Livro da Semana: Meninos de Zinco
O livro da semana vem forte, pesado e político. A invasão imperialista ao Afeganistão pela União Soviética em 1979 é relatada por quem esteve lá, através de entrevistas com Svetlana Aleksiévitch, a escritora Prêmio Nobel de Literatura, conhecida por Vozes de Tchernóbil, o livro que serviu de base para a série da HBO Chernobyl. Hoje vamos a Meninos de Zinco.
![]() |
| The old library, Trinity College. Dublin, Irlanda. |
Ninguém saberia que aquela guerra duraria dez longos anos e que, ao seu fim, traria mais transtornos aos combatentes que foram lutar como heróis e voltaram assassinos. Lançado ano passado pela Companhia das Letras, Meninos de Zinco, de Svetlana Aleksiévitch traz uma definição complexa de humanidade e história.

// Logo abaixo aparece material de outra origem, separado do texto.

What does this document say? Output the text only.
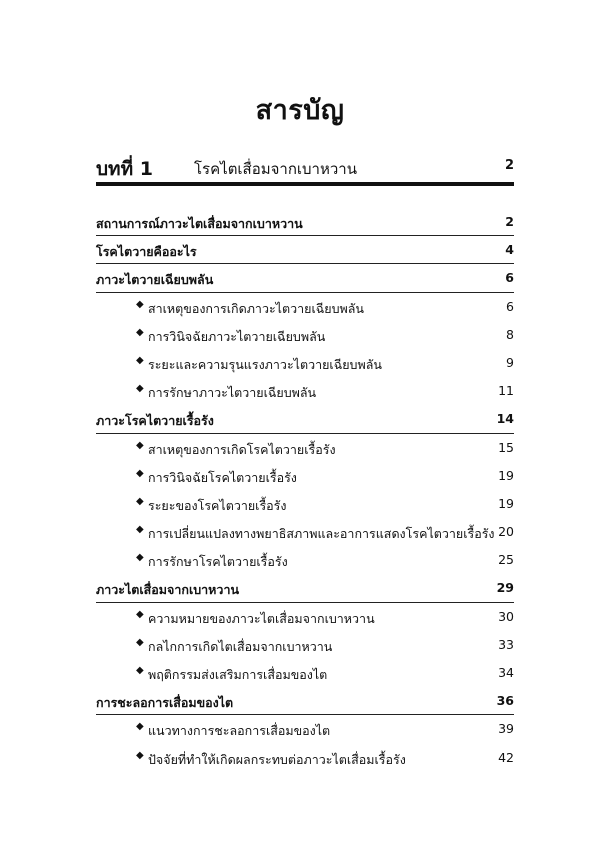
สารบัญ
บทที่ 1	โรคไตเสื่อมจากเบาหวาน	2
สถานการณ์ภาวะไตเสื่อมจากเบาหวาน	2
โรคไตวายคืออะไร	4
ภาวะไตวายเฉียบพลัน	6
◆ สาเหตุของการเกิดภาวะไตวายเฉียบพลัน	6
◆ การวินิจฉัยภาวะไตวายเฉียบพลัน	8
◆ ระยะและความรุนแรงภาวะไตวายเฉียบพลัน	9
◆ การรักษาภาวะไตวายเฉียบพลัน	11
ภาวะโรคไตวายเรื้อรัง	14
◆ สาเหตุของการเกิดโรคไตวายเรื้อรัง	15
◆ การวินิจฉัยโรคไตวายเรื้อรัง	19
◆ ระยะของโรคไตวายเรื้อรัง	19
◆ การเปลี่ยนแปลงทางพยาธิสภาพและอาการแสดงโรคไตวายเรื้อรัง 20
◆ การรักษาโรคไตวายเรื้อรัง	25
ภาวะไตเสื่อมจากเบาหวาน	29
◆ ความหมายของภาวะไตเสื่อมจากเบาหวาน	30
◆ กลไกการเกิดไตเสื่อมจากเบาหวาน	33
◆ พฤติกรรมส่งเสริมการเสื่อมของไต	34
การชะลอการเสื่อมของไต	36
◆ แนวทางการชะลอการเสื่อมของไต	39
◆ ปัจจัยที่ทำให้เกิดผลกระทบต่อภาวะไตเสื่อมเรื้อรัง	42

Como seus outros livros - Vozes de Tchernóbil, O fim do homem soviético, A Guerra não tem rosto de mulher e As últimas testemunhas - este também é composto de relatos dos sobreviventes e familiares de algumas das muitas vítimas do lado soviético. Neste conjunto, a autora traz um panorama social profundo das diversas percepções, das ilusões partidas de quem foi por um ideal e viveu um inferno; das famílias que vivem a culpa de terem concordado com isso e perdido duplamente, na transição de mentalidade com a proximidade do fim do regime e, por fim, de terem embarcado com pompa e retornarem com a derrota social, além dos traumas dos conflitos. Como uma imensa nação saindo da Guerra Fria, a URSS precisava conquistar seu espaço e então passamos a conhecer o que pouco foi notícia por aqui, a invasão que antecedeu a chegada dos Estados Unidos no país de Osama Bin Laden.
![]() |
| Meninos de Zinco, Svetlana Aleksiévitch |
Todos somos imbuídos de nossos ideais e a autora não se imiscui dos seus, mas ela tenta, ao mesmo tempo, dar voz às mais diferentes mentes e frentes. Então, temos desde o jovem que não queria ir e foi empurrado pela família e viveu um inferno particular e coletivo, a outro que foi pela bandeira e orgulho e se sente vencedor. Temos as famílias desalojadas em suas dores imperdoáveis e perdoáveis, temos quem sustente e quem pise nas políticas assassinas das disputas de poder. É um livro que traz tudo, que abre mil debates e que ainda traz um adendo, com os pormenores do julgamento a que a escritora foi submetida, por ter sido processada por algumas das pessoas entrevistadas. Inesperado, mas compreensível - especialmente em uma nação que tinha por prática cultivar o medo e manter uma imagem de vencedora sempre. Era outra época, outros valores - mas ainda há muita ressonância com tudo o que vivemos. Guerras, ideais nacionalistas e grandes ilusões sempre haverão, o que torna esse livro imprescindível para refletirmos sobre poderes e perdas, política e crimes contra a humanidade.
Meninos de Zinco é doído - o título fala dos caixões e como muitos combatentes eram meninos efetivamente - dezoito anos já era suficiente para ser convocado - está posto. Leiam porque, além de toda a relevância sócio-política e cultural, ainda é extremamente bem escrito e estimulante - é difícil largar. Vamos falar sobre ele depois, estou por aqui. É uma discussão que vale uma mesa, muito café e gente pensando junto.